In those days I used to smuggle a little cassette recorder into gigs, and have recorded evidence that the shouting of 'Jonathan! Jonathan!' and stamping for an encore lasted not only for the interval between the sets, but through the entirety of Green on Red's performance.

Several years later he played the Acoustic Tent at Glastonbury, and a portion of the audience attempted to dismantle the venue in protest at his being denied the opportunity to play another encore. Someone I was speaking to afterwards described it as being almost as hairy as Reading the year before, when the second stage was practically destroyed because Edwyn Collins had not been allowed to come back on.

People like Eno and David Bowie had reputations for being musical chameleons, but Jojo (as he is known to the initiated), really lived the part, and while until the late 1980s no two of his records sounded very much like the last in terms of their production, just about anything with his name on between 1974's 'Modern Lovers' (released in 1976) and 'Jonathan Goes Country' (1990) are consistently life-affirming and will make anyone with a pulse grin from ear-to-ear regardless of where you're coming from.

Since the early '90s his music has not, in my opinion, been as consistent, although I still buy his albums and would not pass an opportunity to see him live again if it arose.

While his talent is idiosyncratic and erratic, for the last thirty years I've found myself going back to him, and wanting more, and I can't think of any other artists whose body of work offers so much joy yet remain so widely undiscovered.

This album appears to be out of print, selling for ridiculous money at the moment.

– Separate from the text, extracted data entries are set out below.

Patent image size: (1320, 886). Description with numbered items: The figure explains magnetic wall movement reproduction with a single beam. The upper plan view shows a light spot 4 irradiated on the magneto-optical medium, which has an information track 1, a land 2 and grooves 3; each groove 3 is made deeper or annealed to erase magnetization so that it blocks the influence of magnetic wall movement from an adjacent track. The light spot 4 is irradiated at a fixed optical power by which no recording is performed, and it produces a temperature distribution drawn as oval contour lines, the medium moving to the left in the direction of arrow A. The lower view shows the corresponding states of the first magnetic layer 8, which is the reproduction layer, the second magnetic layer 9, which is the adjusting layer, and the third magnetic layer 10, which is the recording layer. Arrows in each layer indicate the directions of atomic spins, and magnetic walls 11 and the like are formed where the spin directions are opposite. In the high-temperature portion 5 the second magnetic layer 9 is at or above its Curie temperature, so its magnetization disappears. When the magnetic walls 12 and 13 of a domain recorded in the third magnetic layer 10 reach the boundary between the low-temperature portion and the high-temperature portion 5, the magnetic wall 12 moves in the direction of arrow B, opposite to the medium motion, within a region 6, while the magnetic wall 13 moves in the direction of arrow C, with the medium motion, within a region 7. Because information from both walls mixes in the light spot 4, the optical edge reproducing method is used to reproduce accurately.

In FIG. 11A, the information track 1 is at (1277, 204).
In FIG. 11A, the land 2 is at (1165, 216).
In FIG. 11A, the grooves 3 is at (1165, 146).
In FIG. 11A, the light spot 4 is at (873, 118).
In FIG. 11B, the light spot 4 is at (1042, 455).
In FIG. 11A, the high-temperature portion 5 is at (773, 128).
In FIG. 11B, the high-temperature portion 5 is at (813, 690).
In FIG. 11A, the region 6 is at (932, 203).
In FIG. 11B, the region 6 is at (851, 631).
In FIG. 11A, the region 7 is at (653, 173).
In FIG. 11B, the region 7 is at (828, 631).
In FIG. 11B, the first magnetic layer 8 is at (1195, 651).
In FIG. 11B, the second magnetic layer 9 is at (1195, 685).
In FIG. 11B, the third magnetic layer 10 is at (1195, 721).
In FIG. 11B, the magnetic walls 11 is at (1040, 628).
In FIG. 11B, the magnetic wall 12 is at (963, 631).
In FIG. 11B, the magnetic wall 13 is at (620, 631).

If you're already a fan then grab it and enjoy. If you've never heard of him then prepare to be blown away - then look out for 'The Modern Lovers', 'It's Time for Jonathan Richman and the Modern Lovers', 'Jonathan Goes Country', and - from 1996, his last truly consistent album, a complete return to form - 'Surrender to Jonathan'.

Unlike this one most seem to be available, so buy 'em while they're still out there!